Decía mi abuela Manuela que te vio crecer. Era apenas una niña pero ya tenía que subir y bajar a diario los barrancos que separaban a Teruel del resto del mundo. Durante esas caminatas, vio cómo te ibas abriendo paso, poco a poco, a través de aquellos andamios de madera que parecían un mecano imposible.
Cuando por fin te inauguraron, como parte de la carretera de Valencia, la ciudad comenzó a tener otro aspecto, más moderno y abierto. No pasaron muchos años cuando la ignominia cayó sobre tus paisanos. Por fortuna, soportaste la violencia y te mantuviste imbatible mientras todo alrededor era ruina.
Mi otra abuela, Elena, cuenta que su trabajo en Sanidad la llevó por tus aceras durante casi una vida entera, soportando el frío de tu desnudez en invierno, en los tiempos en que las temperaturas eran extremas de verdad.
Durante el siglo XX, cruzarte significaba ir a Teruel o al Viaducto, según el destino de nuestros pasos. Tal es tu importancia que le “robaste” el nombre a un barrio entero.

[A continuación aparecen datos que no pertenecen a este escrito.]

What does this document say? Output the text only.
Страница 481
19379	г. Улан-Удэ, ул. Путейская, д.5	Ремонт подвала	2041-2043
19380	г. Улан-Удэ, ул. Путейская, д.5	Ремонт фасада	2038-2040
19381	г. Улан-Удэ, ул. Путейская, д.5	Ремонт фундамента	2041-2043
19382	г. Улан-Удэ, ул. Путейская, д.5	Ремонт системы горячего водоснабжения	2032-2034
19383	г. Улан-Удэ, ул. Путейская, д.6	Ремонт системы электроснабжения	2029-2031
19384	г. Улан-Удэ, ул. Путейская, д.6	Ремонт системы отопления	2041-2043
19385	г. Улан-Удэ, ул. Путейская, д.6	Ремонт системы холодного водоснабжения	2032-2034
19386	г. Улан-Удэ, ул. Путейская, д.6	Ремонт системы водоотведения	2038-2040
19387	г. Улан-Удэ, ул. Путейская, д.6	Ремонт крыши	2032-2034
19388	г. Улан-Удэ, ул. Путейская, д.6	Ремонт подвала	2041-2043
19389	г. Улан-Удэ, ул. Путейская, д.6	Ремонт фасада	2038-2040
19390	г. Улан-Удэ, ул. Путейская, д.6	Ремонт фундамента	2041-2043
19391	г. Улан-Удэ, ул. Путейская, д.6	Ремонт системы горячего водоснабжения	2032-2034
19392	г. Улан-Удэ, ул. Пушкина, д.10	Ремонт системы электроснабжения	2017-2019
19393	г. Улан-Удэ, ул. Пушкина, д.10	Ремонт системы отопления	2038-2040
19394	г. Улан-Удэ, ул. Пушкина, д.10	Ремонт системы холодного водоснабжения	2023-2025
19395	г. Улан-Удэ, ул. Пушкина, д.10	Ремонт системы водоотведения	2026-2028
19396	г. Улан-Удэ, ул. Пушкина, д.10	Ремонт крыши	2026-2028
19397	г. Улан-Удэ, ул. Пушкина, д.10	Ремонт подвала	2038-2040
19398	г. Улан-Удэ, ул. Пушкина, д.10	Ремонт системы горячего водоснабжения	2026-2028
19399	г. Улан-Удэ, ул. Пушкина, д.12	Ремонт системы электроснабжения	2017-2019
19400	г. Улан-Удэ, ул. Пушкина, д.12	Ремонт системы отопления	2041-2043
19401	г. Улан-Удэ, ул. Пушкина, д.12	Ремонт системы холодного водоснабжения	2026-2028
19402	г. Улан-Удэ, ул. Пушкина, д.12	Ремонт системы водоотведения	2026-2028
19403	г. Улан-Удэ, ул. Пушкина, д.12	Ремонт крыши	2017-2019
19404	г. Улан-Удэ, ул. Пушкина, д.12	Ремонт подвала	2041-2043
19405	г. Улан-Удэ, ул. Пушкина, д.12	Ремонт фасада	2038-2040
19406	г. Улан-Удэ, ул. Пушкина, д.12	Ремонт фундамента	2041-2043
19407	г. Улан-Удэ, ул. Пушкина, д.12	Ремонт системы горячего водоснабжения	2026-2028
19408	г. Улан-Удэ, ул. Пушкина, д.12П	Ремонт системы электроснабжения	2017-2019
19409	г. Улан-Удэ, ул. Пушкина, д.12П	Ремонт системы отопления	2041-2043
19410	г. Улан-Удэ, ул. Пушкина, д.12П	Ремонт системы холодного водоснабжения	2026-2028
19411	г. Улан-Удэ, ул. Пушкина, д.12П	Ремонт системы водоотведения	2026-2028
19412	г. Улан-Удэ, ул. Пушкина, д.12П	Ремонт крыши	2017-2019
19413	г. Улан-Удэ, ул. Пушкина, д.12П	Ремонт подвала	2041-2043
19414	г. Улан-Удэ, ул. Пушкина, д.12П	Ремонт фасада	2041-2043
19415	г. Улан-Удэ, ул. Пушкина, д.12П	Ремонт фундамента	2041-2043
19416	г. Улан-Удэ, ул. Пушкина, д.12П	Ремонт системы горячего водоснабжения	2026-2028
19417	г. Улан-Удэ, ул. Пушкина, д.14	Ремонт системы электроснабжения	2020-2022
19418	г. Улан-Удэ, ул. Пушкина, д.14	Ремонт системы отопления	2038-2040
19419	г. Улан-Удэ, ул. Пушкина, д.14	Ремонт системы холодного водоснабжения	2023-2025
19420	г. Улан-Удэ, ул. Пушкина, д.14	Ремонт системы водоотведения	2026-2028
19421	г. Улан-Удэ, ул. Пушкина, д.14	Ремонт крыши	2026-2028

Además de las bombas, los fríos y los calores, has soportado con firmeza nuestras embestidas y caprichos. Vehículos cada vez más pesados en ambas direcciones, casi chocando con la estrechura de los peatones que tenían que pegarse bien a la barandilla para no sufrir accidentes. Vaquilleros desmelenados botando encima de tu superficie (si no pita no pasa), haciéndote temblar las piernas aunque sin desfallecer. Carreras y toros desbocados, uniendo lo viejo con lo nuevo. Cientos de almas clamando por un futuro digno para esta tierra.
No hay nada más hermoso que ver un atardecer desde tu sitio, no hay nada más terrible que ser testigo de muerte. No sé si es romanticismo o pragmatismo, pero eres el destino preferido de los que ya no pueden más con el desaliento.
Y así han ido pasando los años, 90 nada menos, compartiendo con nosotros las penas y las alegrías de la vida. Ojalá sigas en pie cuando todos hayamos desaparecido, símbolo de este lugar que no se rinde. Felicidades, Viaducto Fernando Hué.